In immunocompromised individuals as people with HIV primarily infects the small intestine and can cause microsporidiosis disseminated in the gastrointestinal tract. It is considered that the immune status and the presence of other deficiencies appear to be determining factors in the risk of infection Enterocytozoon bieneusi, so, although infection can occur in immunocompetent patients, microsporidiosis most often affects immunocompromised individuals, especially AIDS patients , the elderly, diabetics, patients with transplants and malignancies.
Recommended tests for diagnosis:
The diagnosis is based on microscopic identification, antibody detection, or molecular diagnostic methods (PCR). Molecular methods (PCR), offer the advantage of providing a quick and specific diagnosis.
The diagnosis has been based on a combination of signs of neurological deficits detection of spores in affected tissues, or stool stained with fluorescent dyes, with high antibody titers.

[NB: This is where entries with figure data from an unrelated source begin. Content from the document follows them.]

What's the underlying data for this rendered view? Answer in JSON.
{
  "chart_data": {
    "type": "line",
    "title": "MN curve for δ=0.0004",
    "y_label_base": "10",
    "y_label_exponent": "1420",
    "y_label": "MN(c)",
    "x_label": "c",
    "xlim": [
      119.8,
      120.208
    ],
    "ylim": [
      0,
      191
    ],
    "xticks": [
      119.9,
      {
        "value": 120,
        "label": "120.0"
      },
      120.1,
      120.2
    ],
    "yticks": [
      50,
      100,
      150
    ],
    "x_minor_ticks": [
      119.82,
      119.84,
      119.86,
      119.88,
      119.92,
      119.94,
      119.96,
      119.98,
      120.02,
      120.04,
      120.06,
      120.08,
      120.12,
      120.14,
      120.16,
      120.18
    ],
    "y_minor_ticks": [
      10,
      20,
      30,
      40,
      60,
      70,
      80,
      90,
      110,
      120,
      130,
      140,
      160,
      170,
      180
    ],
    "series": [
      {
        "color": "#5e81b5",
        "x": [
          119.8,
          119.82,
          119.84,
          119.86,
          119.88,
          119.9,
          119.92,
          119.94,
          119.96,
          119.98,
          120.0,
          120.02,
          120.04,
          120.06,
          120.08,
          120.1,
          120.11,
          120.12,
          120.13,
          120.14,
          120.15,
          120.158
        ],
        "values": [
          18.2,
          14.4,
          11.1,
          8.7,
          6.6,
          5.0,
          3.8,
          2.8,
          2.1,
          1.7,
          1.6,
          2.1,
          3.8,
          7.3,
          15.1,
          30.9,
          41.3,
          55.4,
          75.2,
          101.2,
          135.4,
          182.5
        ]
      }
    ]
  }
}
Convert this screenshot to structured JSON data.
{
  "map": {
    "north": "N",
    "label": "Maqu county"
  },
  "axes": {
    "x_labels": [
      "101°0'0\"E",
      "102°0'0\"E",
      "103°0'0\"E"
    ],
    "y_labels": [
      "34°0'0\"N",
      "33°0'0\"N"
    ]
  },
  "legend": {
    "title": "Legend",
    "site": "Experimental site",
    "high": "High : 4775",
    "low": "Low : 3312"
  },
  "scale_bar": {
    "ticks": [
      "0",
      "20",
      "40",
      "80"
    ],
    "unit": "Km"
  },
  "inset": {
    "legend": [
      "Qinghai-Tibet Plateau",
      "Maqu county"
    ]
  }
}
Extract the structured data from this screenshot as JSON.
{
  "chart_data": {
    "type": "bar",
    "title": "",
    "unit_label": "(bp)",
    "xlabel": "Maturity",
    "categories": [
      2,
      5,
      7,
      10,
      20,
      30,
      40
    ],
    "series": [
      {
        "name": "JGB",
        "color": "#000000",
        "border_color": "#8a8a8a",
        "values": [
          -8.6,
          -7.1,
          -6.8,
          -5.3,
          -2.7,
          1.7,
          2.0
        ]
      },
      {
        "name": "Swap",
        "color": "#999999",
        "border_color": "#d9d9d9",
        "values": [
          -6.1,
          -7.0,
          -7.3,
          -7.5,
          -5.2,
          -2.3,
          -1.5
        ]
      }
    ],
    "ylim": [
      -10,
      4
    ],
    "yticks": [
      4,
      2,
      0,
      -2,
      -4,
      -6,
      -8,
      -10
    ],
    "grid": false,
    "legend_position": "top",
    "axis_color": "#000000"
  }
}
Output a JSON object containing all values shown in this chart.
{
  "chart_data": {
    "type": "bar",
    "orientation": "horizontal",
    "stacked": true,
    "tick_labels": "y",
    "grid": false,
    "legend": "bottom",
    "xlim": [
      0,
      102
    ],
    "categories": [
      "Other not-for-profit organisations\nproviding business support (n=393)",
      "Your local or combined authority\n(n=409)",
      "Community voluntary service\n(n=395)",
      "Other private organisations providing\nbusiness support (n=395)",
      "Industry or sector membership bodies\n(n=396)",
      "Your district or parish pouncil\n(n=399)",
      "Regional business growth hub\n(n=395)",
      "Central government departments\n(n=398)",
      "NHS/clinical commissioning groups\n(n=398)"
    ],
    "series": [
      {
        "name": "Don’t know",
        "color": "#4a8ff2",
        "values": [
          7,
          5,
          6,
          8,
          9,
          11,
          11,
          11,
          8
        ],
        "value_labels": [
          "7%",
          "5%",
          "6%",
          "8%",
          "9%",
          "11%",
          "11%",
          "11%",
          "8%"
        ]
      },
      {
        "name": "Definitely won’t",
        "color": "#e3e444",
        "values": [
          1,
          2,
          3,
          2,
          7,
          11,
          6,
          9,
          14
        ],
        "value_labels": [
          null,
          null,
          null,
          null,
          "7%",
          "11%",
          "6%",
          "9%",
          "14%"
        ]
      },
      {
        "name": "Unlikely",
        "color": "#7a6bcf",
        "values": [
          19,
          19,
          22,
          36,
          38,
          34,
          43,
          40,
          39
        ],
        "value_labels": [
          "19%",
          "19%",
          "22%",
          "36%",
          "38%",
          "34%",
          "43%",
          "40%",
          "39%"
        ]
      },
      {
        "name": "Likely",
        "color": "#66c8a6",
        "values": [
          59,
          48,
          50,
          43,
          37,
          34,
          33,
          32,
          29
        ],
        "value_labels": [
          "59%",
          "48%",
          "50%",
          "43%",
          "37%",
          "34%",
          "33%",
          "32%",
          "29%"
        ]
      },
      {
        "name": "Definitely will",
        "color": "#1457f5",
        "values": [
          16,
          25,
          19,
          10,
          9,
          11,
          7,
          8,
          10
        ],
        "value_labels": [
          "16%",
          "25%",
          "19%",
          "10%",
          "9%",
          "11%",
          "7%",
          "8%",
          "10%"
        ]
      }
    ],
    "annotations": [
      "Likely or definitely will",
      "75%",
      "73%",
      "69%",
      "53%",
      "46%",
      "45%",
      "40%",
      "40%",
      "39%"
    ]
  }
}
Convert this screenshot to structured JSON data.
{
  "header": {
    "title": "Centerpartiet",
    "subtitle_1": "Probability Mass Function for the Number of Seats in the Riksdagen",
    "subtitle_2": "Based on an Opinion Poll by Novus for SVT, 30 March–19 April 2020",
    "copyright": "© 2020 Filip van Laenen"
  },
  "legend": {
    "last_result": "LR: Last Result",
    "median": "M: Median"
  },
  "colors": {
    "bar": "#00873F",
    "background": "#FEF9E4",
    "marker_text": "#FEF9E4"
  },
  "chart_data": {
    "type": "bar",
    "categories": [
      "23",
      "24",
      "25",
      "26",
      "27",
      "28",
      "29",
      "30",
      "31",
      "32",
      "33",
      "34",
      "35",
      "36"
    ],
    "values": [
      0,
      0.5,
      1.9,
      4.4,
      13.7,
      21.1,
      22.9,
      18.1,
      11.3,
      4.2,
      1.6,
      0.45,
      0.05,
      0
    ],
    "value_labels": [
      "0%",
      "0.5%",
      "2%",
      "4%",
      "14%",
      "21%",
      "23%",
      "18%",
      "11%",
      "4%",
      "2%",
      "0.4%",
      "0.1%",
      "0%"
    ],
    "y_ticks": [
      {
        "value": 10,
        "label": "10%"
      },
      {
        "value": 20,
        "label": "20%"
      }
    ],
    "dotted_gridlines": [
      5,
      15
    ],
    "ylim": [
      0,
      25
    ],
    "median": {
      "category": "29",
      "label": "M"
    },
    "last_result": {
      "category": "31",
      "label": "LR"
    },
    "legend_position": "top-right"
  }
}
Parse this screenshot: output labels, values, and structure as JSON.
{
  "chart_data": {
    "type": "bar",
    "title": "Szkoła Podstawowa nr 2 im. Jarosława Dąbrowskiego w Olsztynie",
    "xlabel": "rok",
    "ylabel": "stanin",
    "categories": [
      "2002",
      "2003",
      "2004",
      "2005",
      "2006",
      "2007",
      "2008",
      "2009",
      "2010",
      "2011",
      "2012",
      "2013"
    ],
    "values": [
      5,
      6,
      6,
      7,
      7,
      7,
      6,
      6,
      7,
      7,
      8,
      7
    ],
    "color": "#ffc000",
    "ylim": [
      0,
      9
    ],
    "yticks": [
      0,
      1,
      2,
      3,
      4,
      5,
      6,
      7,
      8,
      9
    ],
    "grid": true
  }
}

Histopathology has been the standard diagnostic method using immunohistochemical methods for diagnosis of granulomatous encephalitis with interstitial nephritis.
It is important to differentiate Encephalitozoon of Enterocytozoon because the treatments are different (Encephalitozoon can be treated with albendazole and Enterocytozoon with fumagillin).
For these reasons, molecular methods (PCR) are currently recommended.
Tests in IVAMI:
- Molecular diagnosis (PCR), to detect DNA of Enterocytozoon bieneusi.
- Samples of other affected tissue
Preservation and shipment of sample:
- Refrigerated (preferred) for less than 2 days.
- Frozen: over 2 days (for molecular diagnostic tests only).
- Molecular diagnosis (PCR): 24 to 48 hours.